One of the earlier English cities to have a provident dispensary was Coventry (dispensary opened in 1830) where, in the 1840s, members subscribed one penny a week for adults and a halfpenny a week for each of their children. This was seen as a suitable arrangement for working-class people who wanted to be provident and self-reliant, avoiding charitable treatment offered to 'paupers', but with no hope of paying the fees charged to wealthier people. A provident dispensary needed a few hundred 'club' members to pay for one doctor. Some dispensaries had extra funding from philanthropists, and some arranged for hospital specialists to see dispensary patients at reduced fees. Doctors at a few provident dispensaries, in London for example, would visit patients at home.

A provident dispensary was opened in Buffalo, New York in the second half of the 19th century.

In some places the same need might be met by friendly societies organised by the members themselves. Provident dispensaries, on the other hand, were usually set up by prosperous well-wishers and/or by a doctor, as Sophia Jex-Blake did in Edinburgh, with support from a committee.

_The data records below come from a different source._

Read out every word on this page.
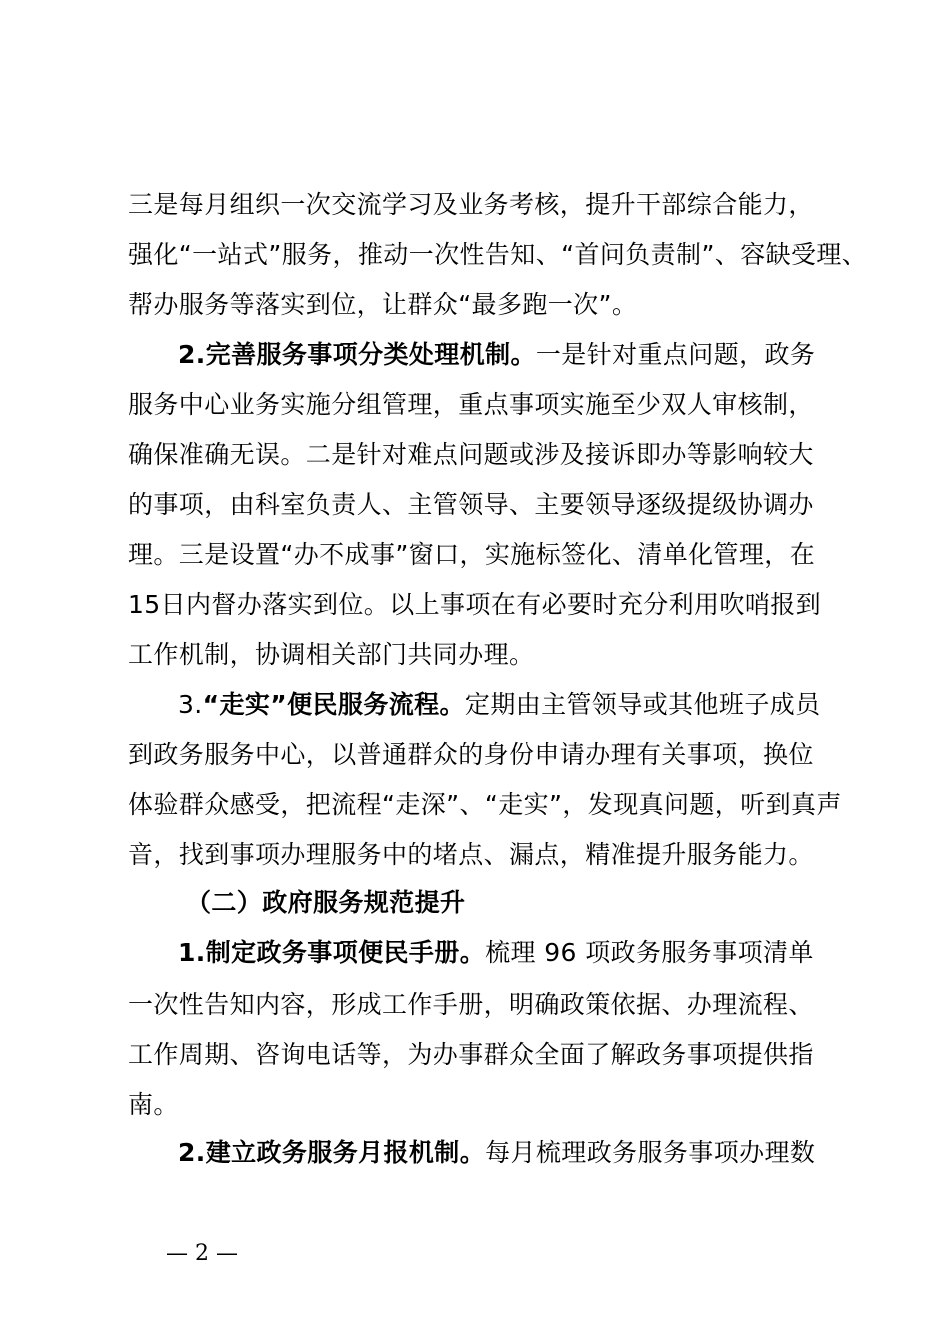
三是每月组织一次交流学习及业务考核，提升干部综合能力，
强化“一站式”服务，推动一次性告知、“首问负责制”、容缺受理、
帮办服务等落实到位，让群众“最多跑一次”。
2.完善服务事项分类处理机制。一是针对重点问题，政务
服务中心业务实施分组管理，重点事项实施至少双人审核制，
确保准确无误。二是针对难点问题或涉及接诉即办等影响较大
的事项，由科室负责人、主管领导、主要领导逐级提级协调办
理。三是设置“办不成事”窗口，实施标签化、清单化管理，在
15日内督办落实到位。以上事项在有必要时充分利用吹哨报到
工作机制，协调相关部门共同办理。
3.“走实”便民服务流程。定期由主管领导或其他班子成员
到政务服务中心，以普通群众的身份申请办理有关事项，换位
体验群众感受，把流程“走深”、“走实”，发现真问题，听到真声
音，找到事项办理服务中的堵点、漏点，精准提升服务能力。
（二）政府服务规范提升
1.制定政务事项便民手册。梳理 96 项政务服务事项清单
一次性告知内容，形成工作手册，明确政策依据、办理流程、
工作周期、咨询电话等，为办事群众全面了解政务事项提供指
南。
2.建立政务服务月报机制。每月梳理政务服务事项办理数
— 2 —
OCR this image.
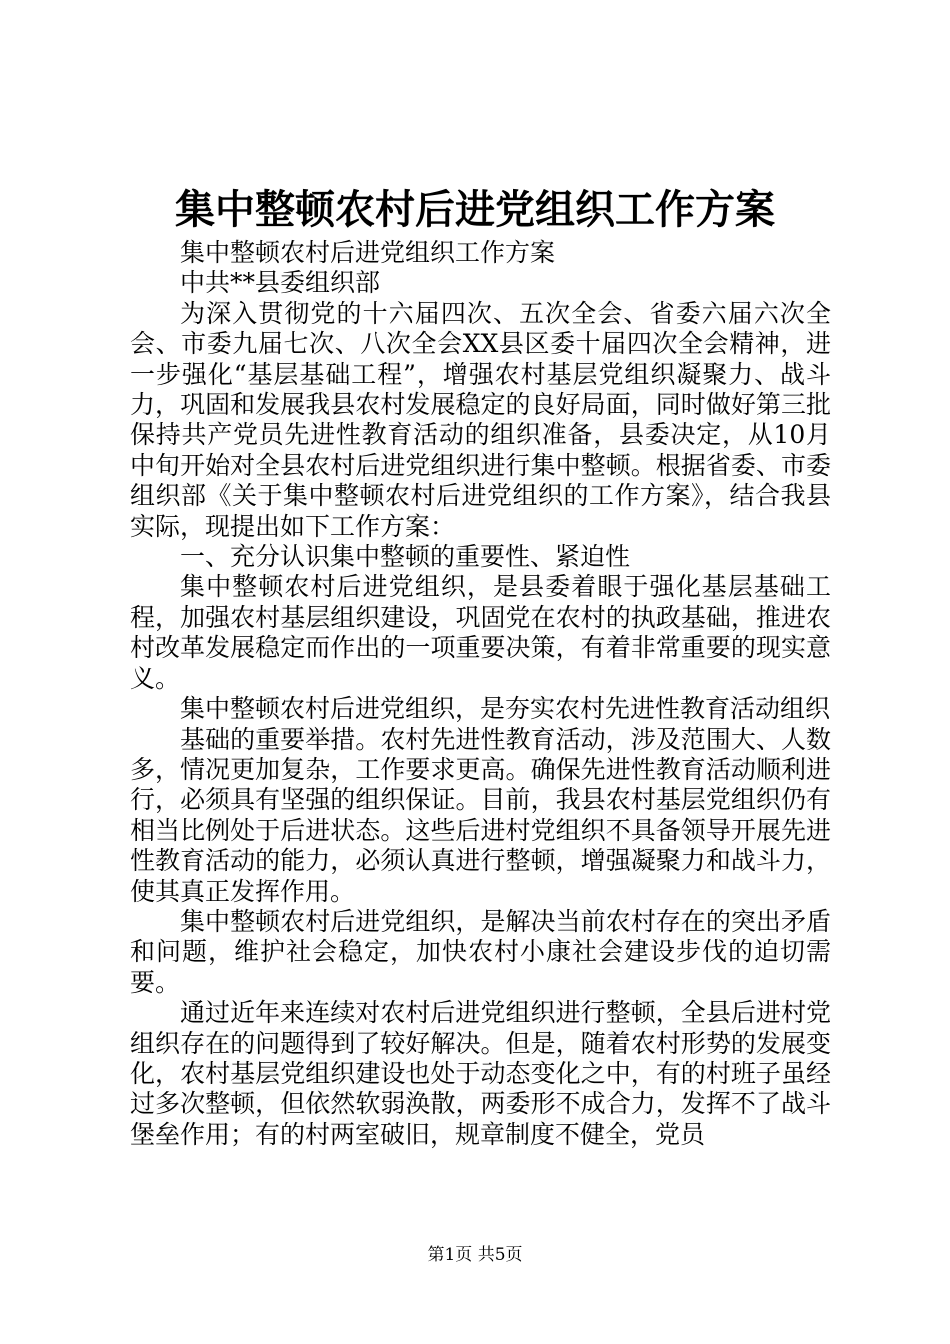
集中整顿农村后进党组织工作方案

集中整顿农村后进党组织工作方案

中共**县委组织部

为深入贯彻党的十六届四次、五次全会、省委六届六次全会、市委九届七次、八次全会XX县区委十届四次全会精神，进一步强化“基层基础工程”，增强农村基层党组织凝聚力、战斗力，巩固和发展我县农村发展稳定的良好局面，同时做好第三批保持共产党员先进性教育活动的组织准备，县委决定，从10月中旬开始对全县农村后进党组织进行集中整顿。根据省委、市委组织部《关于集中整顿农村后进党组织的工作方案》，结合我县实际，现提出如下工作方案：

一、充分认识集中整顿的重要性、紧迫性

集中整顿农村后进党组织，是县委着眼于强化基层基础工程，加强农村基层组织建设，巩固党在农村的执政基础，推进农村改革发展稳定而作出的一项重要决策，有着非常重要的现实意义。

集中整顿农村后进党组织，是夯实农村先进性教育活动组织

基础的重要举措。农村先进性教育活动，涉及范围大、人数多，情况更加复杂，工作要求更高。确保先进性教育活动顺利进行，必须具有坚强的组织保证。目前，我县农村基层党组织仍有相当比例处于后进状态。这些后进村党组织不具备领导开展先进性教育活动的能力，必须认真进行整顿，增强凝聚力和战斗力，使其真正发挥作用。

集中整顿农村后进党组织，是解决当前农村存在的突出矛盾和问题，维护社会稳定，加快农村小康社会建设步伐的迫切需要。

通过近年来连续对农村后进党组织进行整顿，全县后进村党组织存在的问题得到了较好解决。但是，随着农村形势的发展变化，农村基层党组织建设也处于动态变化之中，有的村班子虽经过多次整顿，但依然软弱涣散，两委形不成合力，发挥不了战斗堡垒作用；有的村两室破旧，规章制度不健全，党员

第1页 共5页
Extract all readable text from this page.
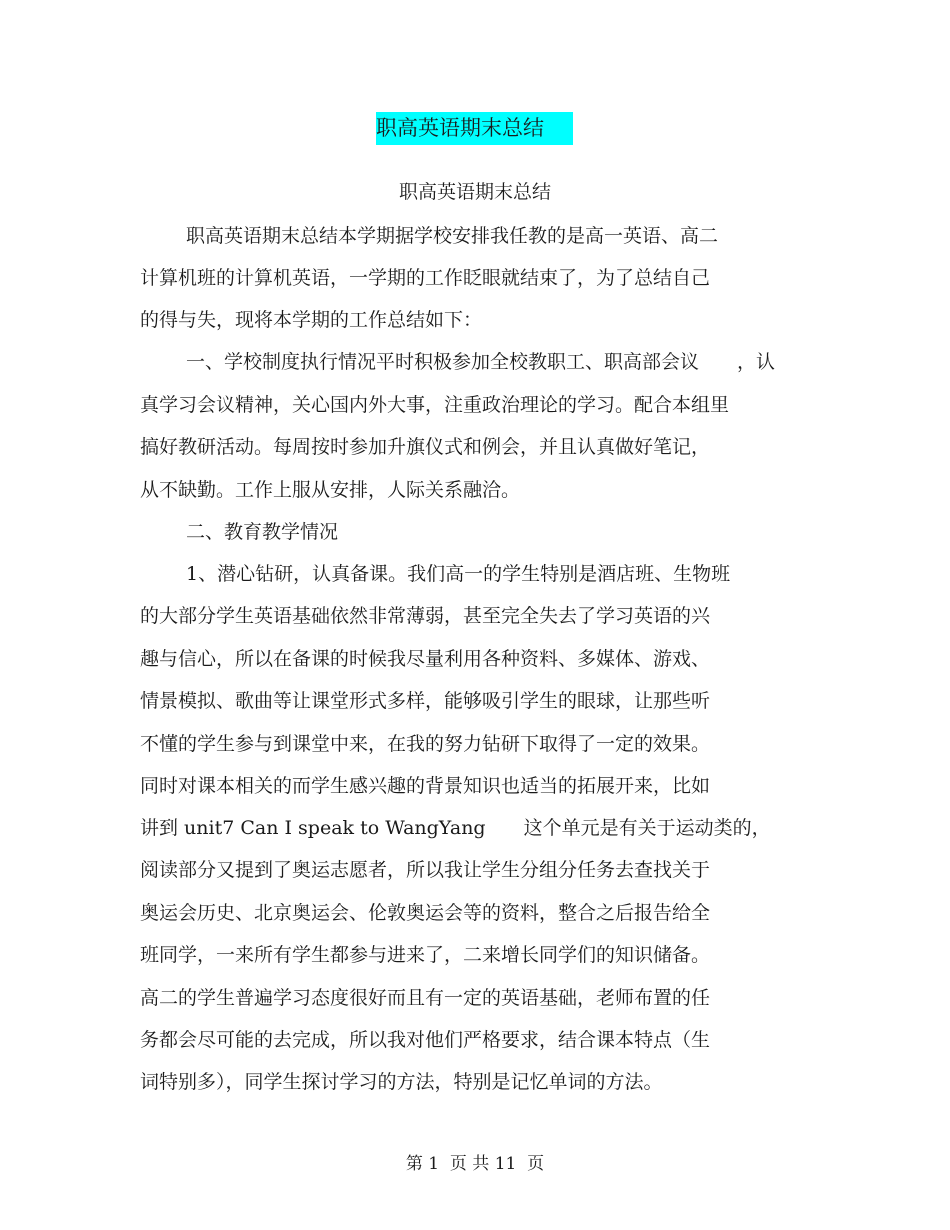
职高英语期末总结
职高英语期末总结
职高英语期末总结本学期据学校安排我任教的是高一英语、高二
计算机班的计算机英语，一学期的工作眨眼就结束了，为了总结自己
的得与失，现将本学期的工作总结如下：
一、学校制度执行情况平时积极参加全校教职工、职高部会议　　，认
真学习会议精神，关心国内外大事，注重政治理论的学习。配合本组里
搞好教研活动。每周按时参加升旗仪式和例会，并且认真做好笔记，
从不缺勤。工作上服从安排，人际关系融洽。
二、教育教学情况
1、潜心钻研，认真备课。我们高一的学生特别是酒店班、生物班
的大部分学生英语基础依然非常薄弱，甚至完全失去了学习英语的兴
趣与信心，所以在备课的时候我尽量利用各种资料、多媒体、游戏、
情景模拟、歌曲等让课堂形式多样，能够吸引学生的眼球，让那些听
不懂的学生参与到课堂中来，在我的努力钻研下取得了一定的效果。
同时对课本相关的而学生感兴趣的背景知识也适当的拓展开来，比如
讲到 unit7 Can I speak to WangYang　　这个单元是有关于运动类的，
阅读部分又提到了奥运志愿者，所以我让学生分组分任务去查找关于
奥运会历史、北京奥运会、伦敦奥运会等的资料，整合之后报告给全
班同学，一来所有学生都参与进来了，二来增长同学们的知识储备。
高二的学生普遍学习态度很好而且有一定的英语基础，老师布置的任
务都会尽可能的去完成，所以我对他们严格要求，结合课本特点（生
词特别多），同学生探讨学习的方法，特别是记忆单词的方法。
第 1  页 共 11  页
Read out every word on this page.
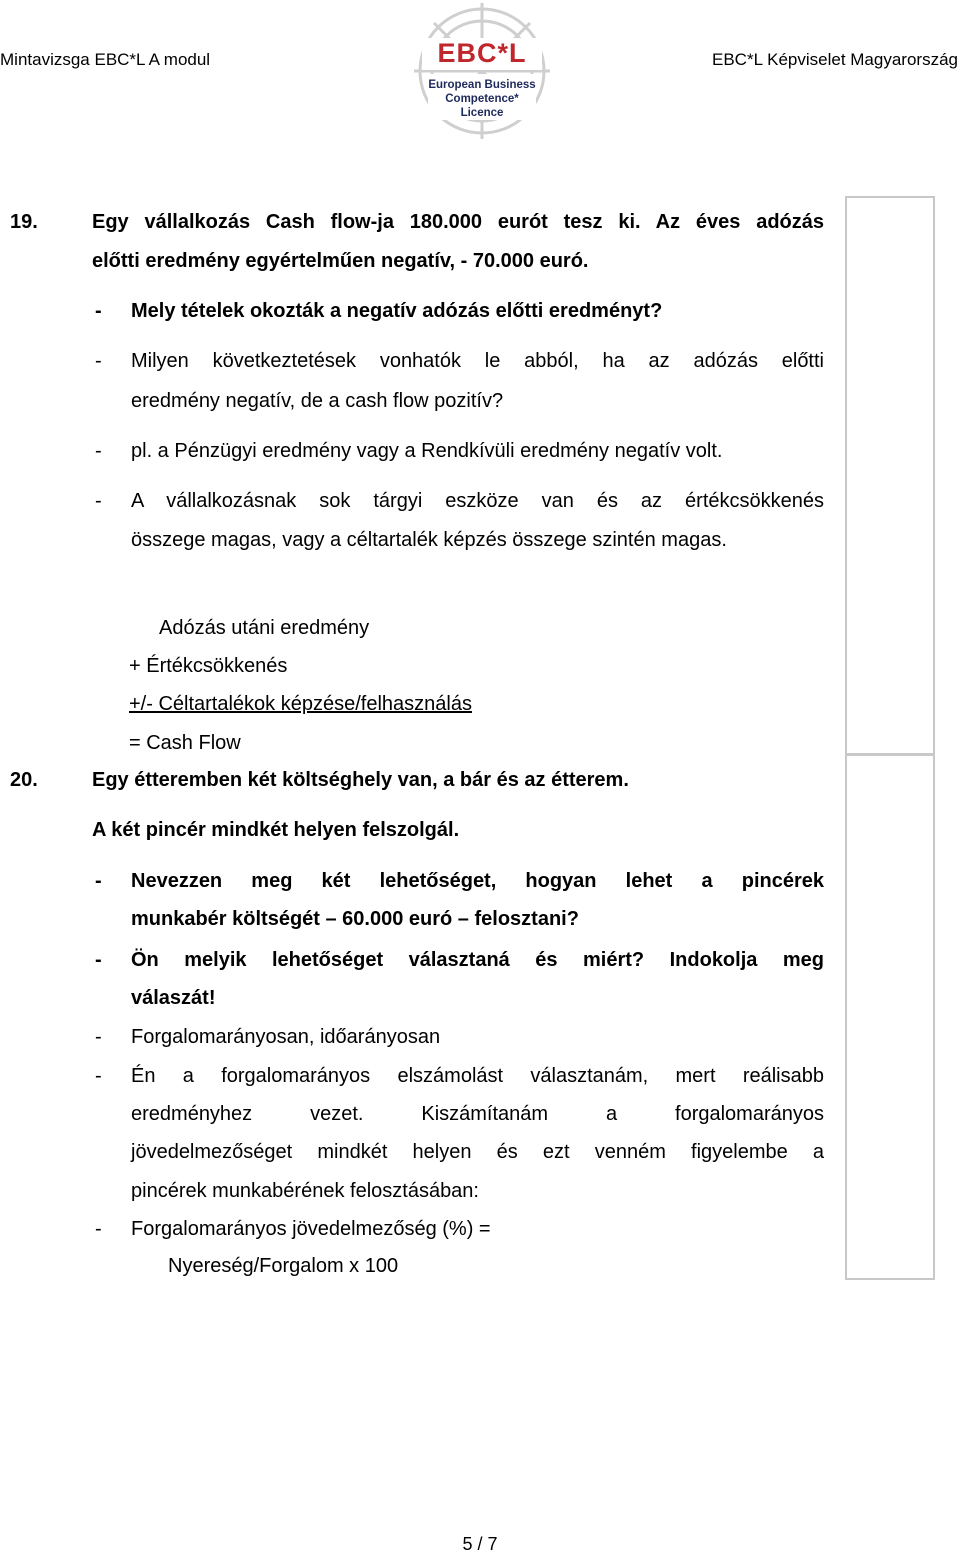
Mintavizsga EBC*L A modul	EBC*L Képviselet Magyarország
EBC*L
European Business
Competence*
Licence
19.	Egy vállalkozás Cash flow-ja 180.000 eurót tesz ki. Az éves adózás
előtti eredmény egyértelműen negatív, - 70.000 euró.
- Mely tételek okozták a negatív adózás előtti eredményt?
- Milyen következtetések vonhatók le abból, ha az adózás előtti
eredmény negatív, de a cash flow pozitív?
- pl. a Pénzügyi eredmény vagy a Rendkívüli eredmény negatív volt.
- A vállalkozásnak sok tárgyi eszköze van és az értékcsökkenés
összege magas, vagy a céltartalék képzés összege szintén magas.
Adózás utáni eredmény
+ Értékcsökkenés
+/- Céltartalékok képzése/felhasználás
= Cash Flow
20.	Egy étteremben két költséghely van, a bár és az étterem.
A két pincér mindkét helyen felszolgál.
- Nevezzen meg két lehetőséget, hogyan lehet a pincérek
munkabér költségét – 60.000 euró – felosztani?
- Ön melyik lehetőséget választaná és miért? Indokolja meg
válaszát!
- Forgalomarányosan, időarányosan
- Én a forgalomarányos elszámolást választanám, mert reálisabb
eredményhez vezet. Kiszámítanám a forgalomarányos
jövedelmezőséget mindkét helyen és ezt venném figyelembe a
pincérek munkabérének felosztásában:
- Forgalomarányos jövedelmezőség (%) =
Nyereség/Forgalom x 100
5 / 7
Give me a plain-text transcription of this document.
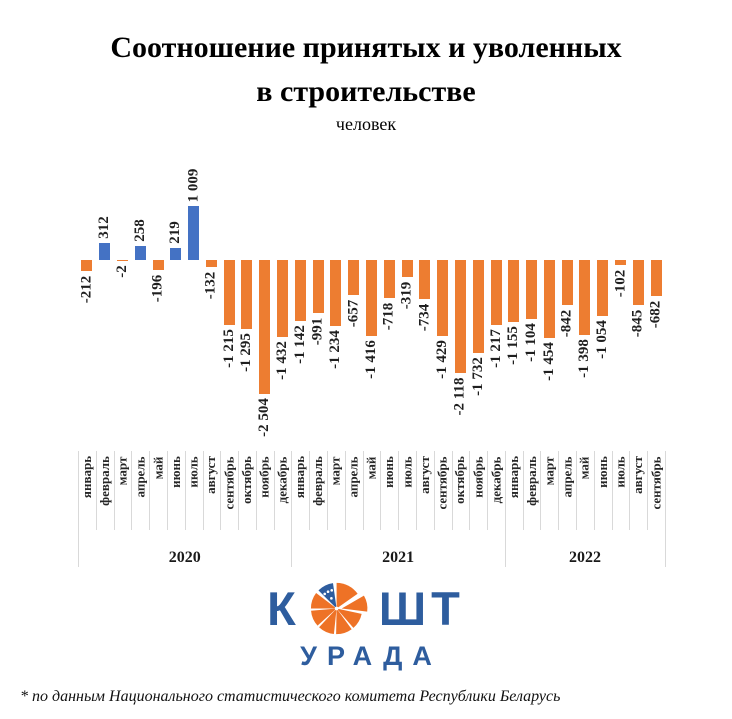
Соотношение принятых и уволенных
в строительстве
человек
-212
январь
312
февраль
-2
март
258
апрель
-196
май
219
июнь
1 009
июль
-132
август
-1 215
сентябрь
-1 295
октябрь
-2 504
ноябрь
-1 432
декабрь
2020
-1 142
январь
-991
февраль
-1 234
март
-657
апрель
-1 416
май
-718
июнь
-319
июль
-734
август
-1 429
сентябрь
-2 118
октябрь
-1 732
ноябрь
-1 217
декабрь
2021
-1 155
январь
-1 104
февраль
-1 454
март
-842
апрель
-1 398
май
-1 054
июнь
-102
июль
-845
август
-682
сентябрь
2022
К ШТ
УРАДА
* по данным Национального статистического комитета Республики Беларусь
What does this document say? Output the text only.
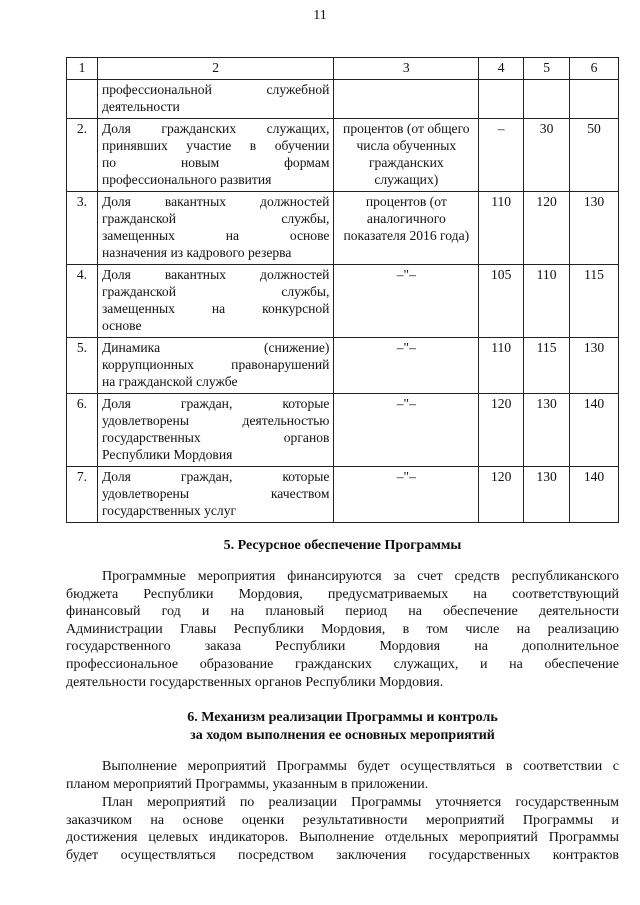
11
1	2	3	4	5	6

	профессиональной служебной
деятельности				

2.	Доля гражданских служащих,
принявших участие в обучении
по новым формам
профессионального развития	процентов (от общего числа обученных гражданских служащих)	–	30	50
3.	Доля вакантных должностей
гражданской службы,
замещенных на основе
назначения из кадрового резерва	процентов (от аналогичного показателя 2016 года)	110	120	130
4.	Доля вакантных должностей
гражданской службы,
замещенных на конкурсной
основе	–"–	105	110	115
5.	Динамика (снижение)
коррупционных правонарушений
на гражданской службе	–"–	110	115	130
6.	Доля граждан, которые
удовлетворены деятельностью
государственных органов
Республики Мордовия	–"–	120	130	140
7.	Доля граждан, которые
удовлетворены качеством
государственных услуг	–"–	120	130	140
5. Ресурсное обеспечение Программы
Программные мероприятия финансируются за счет средств республиканского
бюджета Республики Мордовия, предусматриваемых на соответствующий
финансовый год и на плановый период на обеспечение деятельности
Администрации Главы Республики Мордовия, в том числе на реализацию
государственного заказа Республики Мордовия на дополнительное
профессиональное образование гражданских служащих, и на обеспечение
деятельности государственных органов Республики Мордовия.
6. Механизм реализации Программы и контроль
за ходом выполнения ее основных мероприятий
Выполнение мероприятий Программы будет осуществляться в соответствии с
планом мероприятий Программы, указанным в приложении.
План мероприятий по реализации Программы уточняется государственным
заказчиком на основе оценки результативности мероприятий Программы и
достижения целевых индикаторов. Выполнение отдельных мероприятий Программы
будет осуществляться посредством заключения государственных контрактов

In Portugal, during the Estado Novo regime (1933–1974), dispensaries with varying characteristics were developed according to the healthcare services provided to different populations. With the primary objective of disease prevention, Maternal and Child Dispensaries, Anti-Tuberculosis Dispensaries, and Social Hygiene Dispensaries (for the prevention and control of venereal diseases) were created and/or developed.The main function of Social Hygiene Dispensaries was to promote and disseminate the principles of personal hygiene, prophylaxis, and treatment of venereal diseases and syphilis, providing the necessary resources to those infected and their families.